Yeast. Bread flour. Ummmmmm, baking powder maybe? Get home and realise that castor sugar would have been a better option, but whatever. Bygones.
Then you need to actually decide to bake bread on a day when you have most of all your time free.
You do not want to do this the day that your toddler hasn’t had any sleep and is only going to scream [because dammit Mummy, I want to sit in the container with the flour NOW].
You do not want to do this the day after you have a big bleed and have to go to bed early. [Damn pregnancy. Every day is UNLIKE the last!]
You do not want to do this on a day [or a few of them] when your morning sickness may have decided to come back.
But whatever. I said I felt like cooking bread, not that I wasn’t going to be stupid about it.
Somewhere between playing with the yeast and the warm water and actually getting a dough ball to knead, Amy lost her shit. She cried, she screamed, she tantrummed, she even tried to hit me.
I did try [oh lord did I try] to get her to help me knead, but she kept eating my dough. Hmmmph.
Naptime was called for, no matter that she hasn’t napped for nearly 2 months now. Nap time was successful and I thought maybe my head might not explode today.
[Although I still have floury footprints to clean off my kitchen floor. Don’t ask]

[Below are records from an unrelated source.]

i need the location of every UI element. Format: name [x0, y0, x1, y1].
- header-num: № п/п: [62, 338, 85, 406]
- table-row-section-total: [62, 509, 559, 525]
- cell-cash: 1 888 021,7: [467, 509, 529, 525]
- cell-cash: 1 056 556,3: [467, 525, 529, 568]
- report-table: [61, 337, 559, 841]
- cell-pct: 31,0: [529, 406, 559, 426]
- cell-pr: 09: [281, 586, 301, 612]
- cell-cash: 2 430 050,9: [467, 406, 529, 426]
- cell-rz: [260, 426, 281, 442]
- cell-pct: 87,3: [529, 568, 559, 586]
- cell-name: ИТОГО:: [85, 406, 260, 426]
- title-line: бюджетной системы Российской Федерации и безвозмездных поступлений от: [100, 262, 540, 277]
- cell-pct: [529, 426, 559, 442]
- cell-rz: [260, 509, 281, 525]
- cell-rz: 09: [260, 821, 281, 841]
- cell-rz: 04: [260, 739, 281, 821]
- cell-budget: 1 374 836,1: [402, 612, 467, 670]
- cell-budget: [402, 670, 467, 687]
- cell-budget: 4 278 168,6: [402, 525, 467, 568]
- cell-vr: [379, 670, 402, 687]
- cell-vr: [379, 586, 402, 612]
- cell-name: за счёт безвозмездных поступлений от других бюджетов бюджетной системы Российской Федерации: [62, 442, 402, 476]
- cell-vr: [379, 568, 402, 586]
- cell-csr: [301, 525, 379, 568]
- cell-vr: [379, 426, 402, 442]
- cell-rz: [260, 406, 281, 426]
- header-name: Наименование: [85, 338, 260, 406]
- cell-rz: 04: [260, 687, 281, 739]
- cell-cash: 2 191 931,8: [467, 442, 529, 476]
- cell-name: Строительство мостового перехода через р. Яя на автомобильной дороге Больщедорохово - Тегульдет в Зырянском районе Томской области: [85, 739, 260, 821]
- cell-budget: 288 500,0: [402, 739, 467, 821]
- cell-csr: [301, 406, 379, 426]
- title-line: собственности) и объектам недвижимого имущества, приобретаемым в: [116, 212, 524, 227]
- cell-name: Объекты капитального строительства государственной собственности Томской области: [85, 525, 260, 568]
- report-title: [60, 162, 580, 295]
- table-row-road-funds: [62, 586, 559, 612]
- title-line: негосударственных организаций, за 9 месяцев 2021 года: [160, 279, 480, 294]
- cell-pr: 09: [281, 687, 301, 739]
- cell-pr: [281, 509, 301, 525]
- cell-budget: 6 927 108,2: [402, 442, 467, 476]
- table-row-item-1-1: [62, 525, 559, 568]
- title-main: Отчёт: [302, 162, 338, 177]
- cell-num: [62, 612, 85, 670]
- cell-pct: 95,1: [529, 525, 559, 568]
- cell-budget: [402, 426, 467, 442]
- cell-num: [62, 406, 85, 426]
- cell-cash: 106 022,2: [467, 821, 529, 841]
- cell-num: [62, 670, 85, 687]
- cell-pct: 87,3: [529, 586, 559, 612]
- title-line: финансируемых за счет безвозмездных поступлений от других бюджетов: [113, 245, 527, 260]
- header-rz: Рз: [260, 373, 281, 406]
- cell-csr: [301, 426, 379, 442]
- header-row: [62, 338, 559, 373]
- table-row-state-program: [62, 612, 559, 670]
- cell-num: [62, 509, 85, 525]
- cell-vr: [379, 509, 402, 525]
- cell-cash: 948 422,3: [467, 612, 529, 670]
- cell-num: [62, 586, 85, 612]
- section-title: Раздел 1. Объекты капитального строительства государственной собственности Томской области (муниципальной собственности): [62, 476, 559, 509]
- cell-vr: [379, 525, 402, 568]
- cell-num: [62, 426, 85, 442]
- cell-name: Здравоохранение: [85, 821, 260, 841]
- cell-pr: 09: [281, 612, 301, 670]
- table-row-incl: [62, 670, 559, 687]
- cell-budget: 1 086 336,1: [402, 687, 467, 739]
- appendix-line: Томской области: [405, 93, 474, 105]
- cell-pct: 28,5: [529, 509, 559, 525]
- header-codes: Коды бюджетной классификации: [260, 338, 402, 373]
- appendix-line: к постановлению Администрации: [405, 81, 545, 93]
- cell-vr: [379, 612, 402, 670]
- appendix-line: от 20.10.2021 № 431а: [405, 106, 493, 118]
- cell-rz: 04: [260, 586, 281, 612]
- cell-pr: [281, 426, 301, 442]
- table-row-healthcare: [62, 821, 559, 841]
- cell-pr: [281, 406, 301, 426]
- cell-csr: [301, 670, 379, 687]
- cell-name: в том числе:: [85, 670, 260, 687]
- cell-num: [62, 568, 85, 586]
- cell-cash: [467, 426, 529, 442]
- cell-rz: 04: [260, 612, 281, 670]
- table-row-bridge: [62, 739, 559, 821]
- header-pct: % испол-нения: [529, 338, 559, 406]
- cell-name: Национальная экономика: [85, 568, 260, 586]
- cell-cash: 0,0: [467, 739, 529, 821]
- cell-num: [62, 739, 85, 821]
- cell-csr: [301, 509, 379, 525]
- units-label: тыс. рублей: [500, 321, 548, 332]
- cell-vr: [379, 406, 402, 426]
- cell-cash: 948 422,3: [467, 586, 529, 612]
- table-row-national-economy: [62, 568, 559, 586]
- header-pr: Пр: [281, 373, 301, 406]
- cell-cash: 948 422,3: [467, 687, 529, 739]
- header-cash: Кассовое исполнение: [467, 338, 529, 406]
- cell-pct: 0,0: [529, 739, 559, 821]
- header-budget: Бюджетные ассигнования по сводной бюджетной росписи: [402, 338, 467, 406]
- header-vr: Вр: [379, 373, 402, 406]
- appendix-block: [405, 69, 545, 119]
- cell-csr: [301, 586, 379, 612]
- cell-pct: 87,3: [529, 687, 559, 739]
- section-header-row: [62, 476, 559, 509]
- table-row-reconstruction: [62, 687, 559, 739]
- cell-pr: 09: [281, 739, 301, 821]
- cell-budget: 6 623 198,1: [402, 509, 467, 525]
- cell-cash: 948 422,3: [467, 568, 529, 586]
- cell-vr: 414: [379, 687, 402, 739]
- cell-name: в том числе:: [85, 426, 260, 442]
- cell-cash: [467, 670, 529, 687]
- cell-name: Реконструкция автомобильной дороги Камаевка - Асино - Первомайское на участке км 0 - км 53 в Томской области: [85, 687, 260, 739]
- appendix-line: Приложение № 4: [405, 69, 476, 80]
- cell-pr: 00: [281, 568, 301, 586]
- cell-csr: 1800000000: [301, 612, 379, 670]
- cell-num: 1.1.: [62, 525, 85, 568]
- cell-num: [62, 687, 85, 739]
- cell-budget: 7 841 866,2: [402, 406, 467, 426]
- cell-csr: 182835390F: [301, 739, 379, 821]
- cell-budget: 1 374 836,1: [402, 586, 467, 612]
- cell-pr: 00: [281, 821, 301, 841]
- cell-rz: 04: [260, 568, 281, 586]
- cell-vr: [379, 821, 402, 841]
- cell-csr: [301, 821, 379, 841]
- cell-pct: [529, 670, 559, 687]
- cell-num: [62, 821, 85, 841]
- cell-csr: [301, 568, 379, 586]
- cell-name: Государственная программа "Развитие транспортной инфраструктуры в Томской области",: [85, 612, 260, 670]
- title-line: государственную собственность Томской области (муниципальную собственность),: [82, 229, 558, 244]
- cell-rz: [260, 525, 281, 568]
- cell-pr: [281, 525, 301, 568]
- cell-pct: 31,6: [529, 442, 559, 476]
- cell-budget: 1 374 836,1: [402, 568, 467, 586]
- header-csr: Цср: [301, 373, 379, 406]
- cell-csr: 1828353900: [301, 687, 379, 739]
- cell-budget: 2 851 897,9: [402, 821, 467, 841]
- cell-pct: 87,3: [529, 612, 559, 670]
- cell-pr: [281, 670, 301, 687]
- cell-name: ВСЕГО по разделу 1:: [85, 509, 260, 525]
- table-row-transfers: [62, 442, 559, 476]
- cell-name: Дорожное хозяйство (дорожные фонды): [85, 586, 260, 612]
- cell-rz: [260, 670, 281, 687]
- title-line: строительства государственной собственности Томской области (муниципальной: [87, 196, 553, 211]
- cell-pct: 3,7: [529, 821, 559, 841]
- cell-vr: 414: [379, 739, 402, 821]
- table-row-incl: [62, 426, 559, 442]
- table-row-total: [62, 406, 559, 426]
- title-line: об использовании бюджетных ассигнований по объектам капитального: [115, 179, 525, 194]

Once the bread has been kneaded, you need to stick it into a warm [but not hot] place to rise. Like near the fire, but behind the fire gate. So far? All the animals have tried at least once to eat my damn bread dough.
And then comes the waiting. Waiting waiting waiting. I almost regretted putting the toddler to sleep. At least if she was awake I could spend all my time trying to not let her poke holes in the cling wrap.
Once she woke up however? I regretted wishing that she was asleep. In fact, I would have paid good money for her to go back to sleep.
Eventually the dough was ready to pop into the oven (narrowly missing out on toddler finger holes poked into it).
And the smell? The smell made everything worth it. Even Amy discovering how to get into the flour bin didn’t seem so bad with the smell of fresh baked bread wafting over everything.
Just call me Martha fucking Stewart.
We are going to studiously ignore the mess left in the kitchen and eat warm bread. Mmmmmmm.